Chekov nodded uncertainly. "I think so. Perhaps it has been sitting in a surveillance file for hundreds of years." His eyes grew a little rounder as he considered the implications of this scenario.

"What was the exact wording?" Sulu asked. "Can you remember?"

"Not exactly. I didn't have the opportunity to properly document my procedures..."

"Pav."

"Yes?"

"Could you be a little less belligerent here? I'm not accusing you of anything. No one is."

The ensign snorted. "Very well. It was short, of course. My name, Mister Scott's, the name of Goudchaux's ship, and his crew, and Stuart Brecht, and the Orlan Du. Oh, and the Cochrane Institute, and Bidoah."

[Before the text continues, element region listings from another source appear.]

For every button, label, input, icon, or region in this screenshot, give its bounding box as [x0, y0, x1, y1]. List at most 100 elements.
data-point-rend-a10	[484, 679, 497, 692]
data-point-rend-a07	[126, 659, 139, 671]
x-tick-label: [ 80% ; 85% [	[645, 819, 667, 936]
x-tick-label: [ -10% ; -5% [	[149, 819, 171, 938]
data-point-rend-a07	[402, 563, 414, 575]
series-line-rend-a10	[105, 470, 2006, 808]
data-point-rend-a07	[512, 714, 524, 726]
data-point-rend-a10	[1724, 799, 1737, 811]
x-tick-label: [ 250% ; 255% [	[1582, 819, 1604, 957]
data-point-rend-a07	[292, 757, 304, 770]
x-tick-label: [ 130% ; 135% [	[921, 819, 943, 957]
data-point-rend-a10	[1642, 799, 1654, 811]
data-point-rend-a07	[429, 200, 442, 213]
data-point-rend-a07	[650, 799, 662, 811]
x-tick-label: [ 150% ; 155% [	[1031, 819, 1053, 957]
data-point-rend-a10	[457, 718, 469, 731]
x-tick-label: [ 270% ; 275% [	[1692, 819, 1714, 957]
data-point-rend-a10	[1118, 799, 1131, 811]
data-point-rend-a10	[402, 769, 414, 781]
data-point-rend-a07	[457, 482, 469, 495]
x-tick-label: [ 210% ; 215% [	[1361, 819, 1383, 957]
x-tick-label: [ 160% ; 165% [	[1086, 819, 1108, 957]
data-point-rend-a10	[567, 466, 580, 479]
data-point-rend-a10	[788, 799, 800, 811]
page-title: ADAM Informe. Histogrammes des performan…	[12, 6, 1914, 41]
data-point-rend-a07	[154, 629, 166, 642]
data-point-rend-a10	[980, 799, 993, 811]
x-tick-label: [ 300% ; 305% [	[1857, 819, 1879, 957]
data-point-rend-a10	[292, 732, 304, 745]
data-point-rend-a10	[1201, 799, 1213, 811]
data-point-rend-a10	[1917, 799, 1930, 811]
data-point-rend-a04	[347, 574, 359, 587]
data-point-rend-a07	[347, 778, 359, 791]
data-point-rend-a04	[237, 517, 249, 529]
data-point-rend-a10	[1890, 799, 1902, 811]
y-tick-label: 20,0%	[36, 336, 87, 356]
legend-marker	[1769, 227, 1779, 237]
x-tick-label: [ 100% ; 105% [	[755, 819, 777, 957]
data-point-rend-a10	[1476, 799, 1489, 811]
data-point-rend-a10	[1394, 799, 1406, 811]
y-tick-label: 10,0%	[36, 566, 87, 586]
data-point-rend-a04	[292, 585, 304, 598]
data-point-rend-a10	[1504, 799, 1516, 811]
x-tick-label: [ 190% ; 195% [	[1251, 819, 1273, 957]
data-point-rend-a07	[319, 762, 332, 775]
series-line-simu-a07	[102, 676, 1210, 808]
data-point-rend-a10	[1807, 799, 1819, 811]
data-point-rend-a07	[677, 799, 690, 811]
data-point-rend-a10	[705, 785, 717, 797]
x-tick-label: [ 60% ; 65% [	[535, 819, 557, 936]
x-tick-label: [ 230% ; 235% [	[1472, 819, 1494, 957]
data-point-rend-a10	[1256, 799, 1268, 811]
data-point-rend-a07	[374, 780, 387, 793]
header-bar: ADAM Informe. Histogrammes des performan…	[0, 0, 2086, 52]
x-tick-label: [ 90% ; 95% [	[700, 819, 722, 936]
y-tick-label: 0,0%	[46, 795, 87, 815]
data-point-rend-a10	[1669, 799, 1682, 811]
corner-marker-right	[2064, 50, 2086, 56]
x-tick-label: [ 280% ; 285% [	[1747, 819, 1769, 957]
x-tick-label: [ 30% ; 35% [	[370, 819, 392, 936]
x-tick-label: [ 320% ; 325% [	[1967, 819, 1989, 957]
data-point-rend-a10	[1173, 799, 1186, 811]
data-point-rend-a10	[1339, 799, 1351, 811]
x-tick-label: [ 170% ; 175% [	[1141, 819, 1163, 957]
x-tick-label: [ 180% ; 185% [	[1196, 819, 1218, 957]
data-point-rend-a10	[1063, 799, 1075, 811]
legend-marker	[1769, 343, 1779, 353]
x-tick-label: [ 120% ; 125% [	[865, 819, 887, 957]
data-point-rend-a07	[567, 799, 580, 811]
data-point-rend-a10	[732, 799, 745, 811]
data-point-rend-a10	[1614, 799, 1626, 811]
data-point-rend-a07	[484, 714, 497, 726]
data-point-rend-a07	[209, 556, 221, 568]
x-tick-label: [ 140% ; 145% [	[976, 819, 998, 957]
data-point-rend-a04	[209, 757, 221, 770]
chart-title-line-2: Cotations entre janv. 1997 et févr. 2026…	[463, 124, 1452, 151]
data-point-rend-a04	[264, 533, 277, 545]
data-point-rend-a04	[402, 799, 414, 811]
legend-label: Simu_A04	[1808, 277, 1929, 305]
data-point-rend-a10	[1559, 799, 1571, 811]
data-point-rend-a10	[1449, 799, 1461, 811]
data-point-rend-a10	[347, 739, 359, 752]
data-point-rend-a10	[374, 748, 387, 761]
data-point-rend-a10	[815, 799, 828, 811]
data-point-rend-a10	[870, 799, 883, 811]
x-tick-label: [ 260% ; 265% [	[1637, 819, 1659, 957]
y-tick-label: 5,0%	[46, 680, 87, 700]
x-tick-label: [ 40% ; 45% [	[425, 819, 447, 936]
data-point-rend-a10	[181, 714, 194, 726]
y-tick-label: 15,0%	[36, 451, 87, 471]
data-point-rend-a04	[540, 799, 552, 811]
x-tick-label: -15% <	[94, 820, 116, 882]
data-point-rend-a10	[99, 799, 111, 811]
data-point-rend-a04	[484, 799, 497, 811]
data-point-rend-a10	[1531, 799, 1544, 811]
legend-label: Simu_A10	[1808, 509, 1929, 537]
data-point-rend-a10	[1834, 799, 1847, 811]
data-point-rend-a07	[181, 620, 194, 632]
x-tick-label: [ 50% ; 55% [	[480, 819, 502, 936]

Sulu smiled and nodded. "Yes. I can see how it happened. 'Scott' and 'Chekov', two pretty common names, Stuart Brecht, a known Orion sympathiser, a boring Orion legend and a bunch of pirates. There'd be nothing to pin it on until someone input some intelligence about Goudchaux and the medallion, or Brecht and the medallion, and the computer threw out some unbelievable piece of ancient history an Andorian surveillance post picked up half a millennium ago. They'd look at Bidoah, link in the Enterprise, and two officers with the relevant names, and make damn sure that you were both invited to the Cochrane Institute. It fits. It all fits."

Chekov shoved his coffee cup aside and put his head down on the table. "It fits," he agreed in a muffled and disheartened voice, "and it also means, depending on when they made the connection, that almost anyone could be a Starfleet Intelligence operative."